Sometimes if you try on a big sweater, and it’s ribbed at the bottom (which you want), it clings to your thighs leaving a strange bubble around your upper body, which is not what you want at all. You want it to look loose and elegant.
So it’s important to make sure your chosen jumper falls correctly and is not making you look like you have a bubble for an upper body.
I had this problem with a Uniqlo sweater, it simply made me look fat and there was no way around it, despite the beautiful price tag.
For those of us who simply can’t spend upwards of £100 on a jumper, finding one that is affordable can become very tricky indeed.

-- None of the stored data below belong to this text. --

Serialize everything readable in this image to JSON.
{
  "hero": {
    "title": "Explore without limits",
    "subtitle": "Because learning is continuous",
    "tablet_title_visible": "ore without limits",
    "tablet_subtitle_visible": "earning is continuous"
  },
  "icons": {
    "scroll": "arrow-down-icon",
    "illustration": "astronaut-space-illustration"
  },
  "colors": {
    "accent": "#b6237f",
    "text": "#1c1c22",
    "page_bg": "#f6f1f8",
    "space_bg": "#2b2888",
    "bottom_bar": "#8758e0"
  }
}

Uniqlo, GAP, Zara, John Lewis and lots of other high street brands and stores do classic cashmere alternatives that look practically identical to their expensive counterparts but come with a medium or low price tag.
Figuring out which shape suits you best is obviously very important, as is working out which ones last and which will get holes in them after a couple of months.
This is likely only to come from experience – generally after you’ve already bought said sweater. Which is why I can only recommend Costco – as there isn’t a single hole in any of my six sweaters.
I am however on the lookout for a black cashmere v-neck to add to my collection which means I too will probably have to purchase elsewhere (as Costco don’t always have them). So I will no doubt be finding out soon.